Enzymatic measurement of phosphatidylserine in cultured cells

Abstract

Phosphatidylserine (PS) is a quantitatively minor membrane phospholipid involved in diverse cellular functions. In this study, we developed a new fluorometric method for measuring PS using combinations of specific enzymes and Amplex Red. The calibration curve for PS measurement was linear and hyperbolic at low (0-50 µM) and high (50-1000 µM) concentrations, respectively, and the detection limit was 5 µM (50 pmol in the reaction mixture). This assay quantified PS regardless of the chain length and the number of double bonds. We applied this new method to the determination of PS content in HEK293 cells, which was validated by a recovery study and comparison with TLC-phosphorus assay. We showed that the PS content was high in sparse cells. The overexpression of PS synthase 1 elevated not only the cellular PS content but also the phosphatidylcholine (PC) and phosphatidylethanolamine (PE) contents, suggesting the conversion of PS into PE and the enhancement of PC production. This new assay for PS measurement is simple, specific, sensitive, and high throughput, and it will be useful to clarify the metabolism and biological functions of PS.

Fig.1.

Strategy for PS measurement. PLD catalyzes the hydrolysis of PS to PA and serine. Oxidation of serine is catalyzed by LAAO, which produces hydrogen peroxide. In the presence of peroxidase, Amplex Red reacts with hydrogen peroxide to produce highly fluorescent resorufin, which can be measured.

Fig.2.

Enzymatic measurement of PS. A, B: Standard curves for PS measurement. The POPS standard solution was added to Reagent S1 and incubated at 25°C for 240 min. Then, Reagent S2 was added. After 15 min of incubation at room temperature, Stop Reagent was added. The fluorescence intensity was measured using a fluorescence microplate reader.
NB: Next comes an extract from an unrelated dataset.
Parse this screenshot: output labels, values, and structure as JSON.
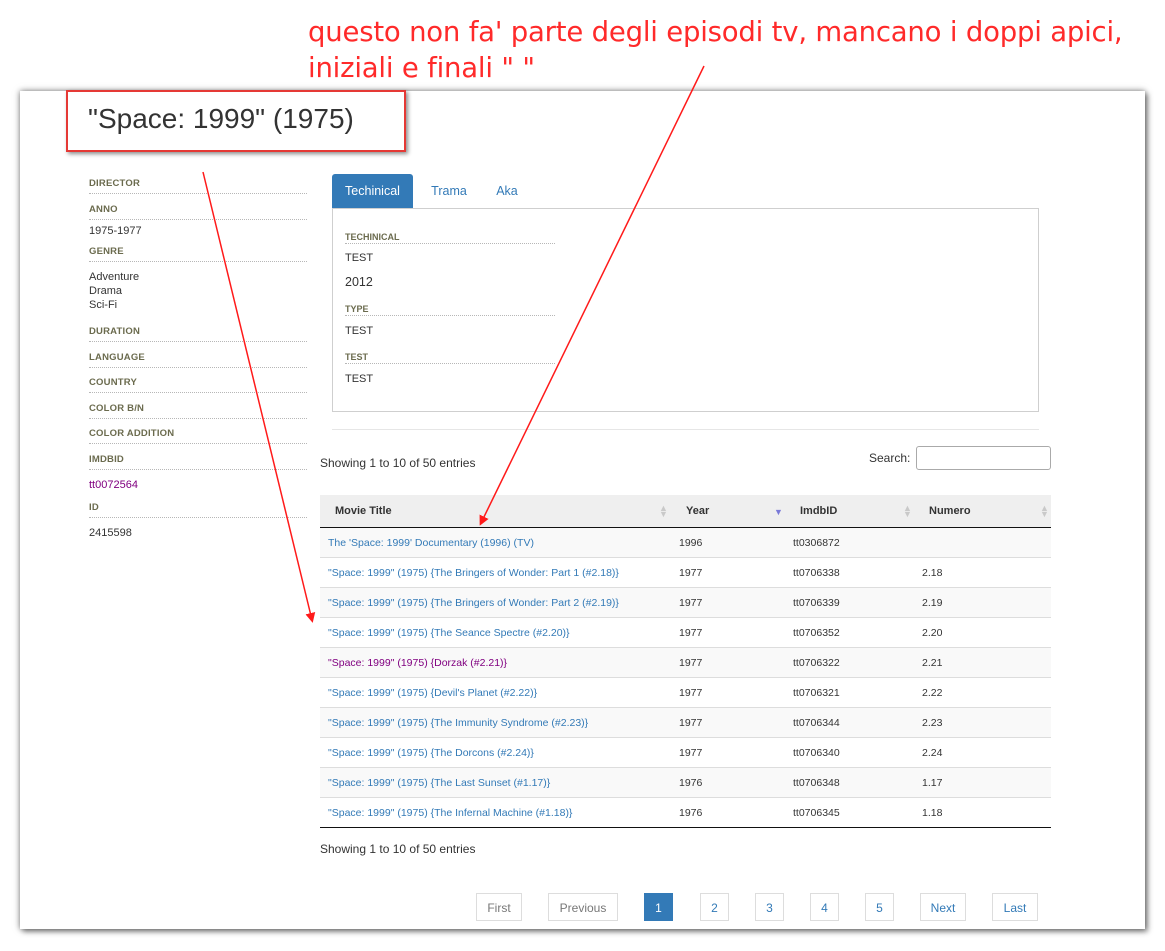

Background fluorescence was 11.7 ± 0.1 (A) or 14.3 ± 0.1 (B), which was subtracted from each value. Each point represents the mean ± SD of triplicate measurements. The lines were obtained by hyperbolic regression analysis (A) and linear regression analysis (B). The correlation coefficients were r = 0.9998 (A) and r = 0.9987 (B). C: Fluorescence changes in response to POPS, soy PS, brain PS, LPS, PE, and PC in PS measurement. Each bar represents the mean ± SD of triplicate measurements. There were no statistically significant differences among POPS, soy PS, brain PS, and LPS.

Fig.3.

Comparison of enzymatic assay for measuring PS content in lipid extract from HEK293 cells with TLC-phosphorus assay. The correlation coefficients and the regression line were r = 0.9803 and y = −0.8007 + 0.9999×, respectively. n = 30.

Fig.4.

Effect of cell density on PS content in HEK293 cells. HEK293 cells on 10 cm dishes were incubated in MEM containing 0.02% BSA for 18 h at 37°C. The PS content in HEK293 cells was determined by the enzymatic measurement and protein assay. Each point represents the mean ± SE of three measurements. *P < 0.05, significantly different from the PS content at all other cell densities.

Fig.5.

Immunoblot analysis of PSS1. Cell lysates (25.0 µg of protein) from HEK293 and HEK/myc-PSS1 cells were separated by 10% SDS-PAGE. The N-terminus of PSS1 was fused to the myc-tag, and myc-PSS1 was detected with an anti-c-Myc antibody. Endogenous PSS1 and myc-PSS1 were detected with a polyclonal anti-PSS1 antibody.

Fig.6.

Effect of PSS1 overexpression on membrane phospholipid composition. HEK293 and HEK/myc-PSS1 cells on 10 cm dishes were incubated in MEM containing 0.02% BSA for 18 h at 37°C. There was no difference in the densities of HEK293 and HEK/myc-PSS1 cells (73.1 ± 2.4 and 68.4 ± 2.0 µg protein/cm², respectively). PS content (A), PC content (B), PE content (C), PS/PC ratio (D), PE/PC ratio (E), and PS/PE ratio (F) of the cells were determined by enzymatic measurements of PS, PC, and PE, and protein assay. Each bar represents the mean ± SE of three measurements. *P < 0.05, significantly different from HEK293 cells.